I’m not angry at you Denis, but I am disappointed that you chose sarcasm and trying to sound cool, over journalistic integrity. I hope in the future you will find ways to report to your readers rather than pander to certain audiences.
http://lulac.org/advocacy/resolutions/2011…
http://www.prnewswire.com/news-releases/ci…
Well said VC. Dennis is my favorite writer for the Merc. However, his commentary in this article was uncharacteristically bias for him.
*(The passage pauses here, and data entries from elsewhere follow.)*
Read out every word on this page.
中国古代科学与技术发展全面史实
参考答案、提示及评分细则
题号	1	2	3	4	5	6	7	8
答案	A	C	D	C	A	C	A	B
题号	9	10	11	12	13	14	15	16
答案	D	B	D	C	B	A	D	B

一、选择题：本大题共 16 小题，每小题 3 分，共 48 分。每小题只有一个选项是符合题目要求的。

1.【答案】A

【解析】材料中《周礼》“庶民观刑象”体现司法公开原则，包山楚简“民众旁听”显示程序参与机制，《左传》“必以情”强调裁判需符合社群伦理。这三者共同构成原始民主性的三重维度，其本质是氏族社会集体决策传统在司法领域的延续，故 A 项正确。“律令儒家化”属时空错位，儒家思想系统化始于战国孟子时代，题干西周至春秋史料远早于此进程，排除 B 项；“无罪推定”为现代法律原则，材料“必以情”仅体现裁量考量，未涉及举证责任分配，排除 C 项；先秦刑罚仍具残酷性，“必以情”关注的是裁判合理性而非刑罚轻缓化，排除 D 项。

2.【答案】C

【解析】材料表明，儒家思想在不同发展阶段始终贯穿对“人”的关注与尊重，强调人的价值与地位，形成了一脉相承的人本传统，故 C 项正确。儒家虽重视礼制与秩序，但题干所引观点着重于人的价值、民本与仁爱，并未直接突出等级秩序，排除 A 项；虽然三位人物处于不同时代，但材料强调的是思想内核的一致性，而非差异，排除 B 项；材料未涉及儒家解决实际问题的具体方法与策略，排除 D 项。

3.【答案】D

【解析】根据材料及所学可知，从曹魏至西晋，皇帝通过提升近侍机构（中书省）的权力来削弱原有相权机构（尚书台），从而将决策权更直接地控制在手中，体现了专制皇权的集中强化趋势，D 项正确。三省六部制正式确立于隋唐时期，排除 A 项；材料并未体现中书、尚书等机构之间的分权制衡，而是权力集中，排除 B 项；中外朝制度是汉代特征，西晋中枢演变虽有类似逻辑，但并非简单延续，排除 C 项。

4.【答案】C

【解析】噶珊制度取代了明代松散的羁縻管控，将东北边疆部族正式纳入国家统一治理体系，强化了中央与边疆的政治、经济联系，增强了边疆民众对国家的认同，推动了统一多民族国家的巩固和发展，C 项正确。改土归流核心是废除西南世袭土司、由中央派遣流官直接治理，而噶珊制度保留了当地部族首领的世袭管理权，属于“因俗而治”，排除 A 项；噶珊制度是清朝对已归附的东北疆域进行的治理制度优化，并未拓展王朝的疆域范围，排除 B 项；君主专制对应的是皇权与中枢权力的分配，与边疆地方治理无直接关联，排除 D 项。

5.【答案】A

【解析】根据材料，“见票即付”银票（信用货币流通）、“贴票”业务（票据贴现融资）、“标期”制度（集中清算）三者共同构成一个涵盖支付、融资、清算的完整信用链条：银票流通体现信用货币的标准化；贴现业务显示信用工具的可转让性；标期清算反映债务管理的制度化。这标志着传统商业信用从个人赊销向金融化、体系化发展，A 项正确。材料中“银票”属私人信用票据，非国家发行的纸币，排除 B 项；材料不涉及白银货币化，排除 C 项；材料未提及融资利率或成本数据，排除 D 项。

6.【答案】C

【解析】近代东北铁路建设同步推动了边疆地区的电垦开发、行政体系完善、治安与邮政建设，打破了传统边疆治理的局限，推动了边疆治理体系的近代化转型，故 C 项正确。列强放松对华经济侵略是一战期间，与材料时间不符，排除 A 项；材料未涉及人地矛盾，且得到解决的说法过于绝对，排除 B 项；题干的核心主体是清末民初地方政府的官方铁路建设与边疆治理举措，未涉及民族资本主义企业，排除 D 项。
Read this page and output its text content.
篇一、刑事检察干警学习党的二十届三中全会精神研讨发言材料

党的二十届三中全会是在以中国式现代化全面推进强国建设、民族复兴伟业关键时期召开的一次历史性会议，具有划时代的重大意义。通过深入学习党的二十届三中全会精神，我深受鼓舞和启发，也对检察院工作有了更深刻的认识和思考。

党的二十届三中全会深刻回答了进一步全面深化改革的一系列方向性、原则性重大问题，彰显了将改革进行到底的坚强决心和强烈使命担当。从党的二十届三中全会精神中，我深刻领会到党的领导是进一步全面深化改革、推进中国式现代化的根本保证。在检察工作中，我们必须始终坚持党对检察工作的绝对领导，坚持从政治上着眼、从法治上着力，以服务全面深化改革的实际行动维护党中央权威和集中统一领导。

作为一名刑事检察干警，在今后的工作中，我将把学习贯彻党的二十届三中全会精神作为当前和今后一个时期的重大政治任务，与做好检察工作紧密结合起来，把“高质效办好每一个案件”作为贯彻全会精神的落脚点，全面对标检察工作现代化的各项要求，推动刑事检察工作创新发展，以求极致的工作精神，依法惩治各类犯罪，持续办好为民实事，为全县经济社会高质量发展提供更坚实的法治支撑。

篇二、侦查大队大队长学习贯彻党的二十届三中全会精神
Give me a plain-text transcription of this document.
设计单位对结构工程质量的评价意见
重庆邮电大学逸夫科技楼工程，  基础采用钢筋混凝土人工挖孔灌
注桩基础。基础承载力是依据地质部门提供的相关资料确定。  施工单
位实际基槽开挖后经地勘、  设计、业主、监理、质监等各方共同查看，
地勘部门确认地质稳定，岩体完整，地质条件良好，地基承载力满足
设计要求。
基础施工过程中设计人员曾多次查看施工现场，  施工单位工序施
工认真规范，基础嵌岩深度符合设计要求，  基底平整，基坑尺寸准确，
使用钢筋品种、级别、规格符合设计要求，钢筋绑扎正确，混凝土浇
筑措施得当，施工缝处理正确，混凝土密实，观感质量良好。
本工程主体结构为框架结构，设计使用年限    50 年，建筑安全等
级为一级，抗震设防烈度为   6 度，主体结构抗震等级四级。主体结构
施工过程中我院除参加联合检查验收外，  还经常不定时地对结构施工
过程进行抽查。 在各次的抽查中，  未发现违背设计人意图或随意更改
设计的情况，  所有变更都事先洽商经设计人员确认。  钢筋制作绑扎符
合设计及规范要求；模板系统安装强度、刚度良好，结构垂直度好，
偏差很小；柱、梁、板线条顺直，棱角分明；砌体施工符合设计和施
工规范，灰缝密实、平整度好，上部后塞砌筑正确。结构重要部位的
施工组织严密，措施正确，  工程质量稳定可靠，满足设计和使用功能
And one thing that also stuck out for me was the mention of extra security. I’ve attended public hearings at CH before, and never noticed security at all – other than a guy in a nice jacket directing people where to go. So much security now, security everywhere. Why do i not feel secure???
You would do yourself and your readers a greater service by doing your homework. You might want to start with medical writer Joel Griffiths and then check out Christopher Bryson. You will discover, as other investigative journalists have, that the fluoride issue is a huge cover-up that goes all the way back to workers on the Manhattan Project and involves players like Robert A. Kehoe, director of Kettering Labs. Dr. Kehoe was the leading defender in the US of the “safety” of leaded gasoline. He also defended fluoride on behalf of DuPont, Alcoa and U.S. Steel, companies who have all faced lawsuits for industrial fluoride pollution. The attorneys for these corporations, which included Reynolds Metals and Monsanto, formed the Fluorine Lawyers Committee. Those corporations funded the fluoride research at Kettering which included human experiments on African American lab workers in the years following World War II. A brilliant Harvard toxicologist, Phillis Mullenix, finally published her fluoride research in 1994. After testing and re-testing over 500 rats at fluoride intake levels equivalent to those of high water drinkers such as athletes and dialysis patients, she discovered that fluoride is a neurotoxin. Pregnant rats who drank the fluoridated water gave birth to hyperactive babies and those offspring gave birth to babies exhibiting mental retardation. She was promptly fired from her position at Forsyth Labs and her research which represented a major breakthrough was immediately defunded.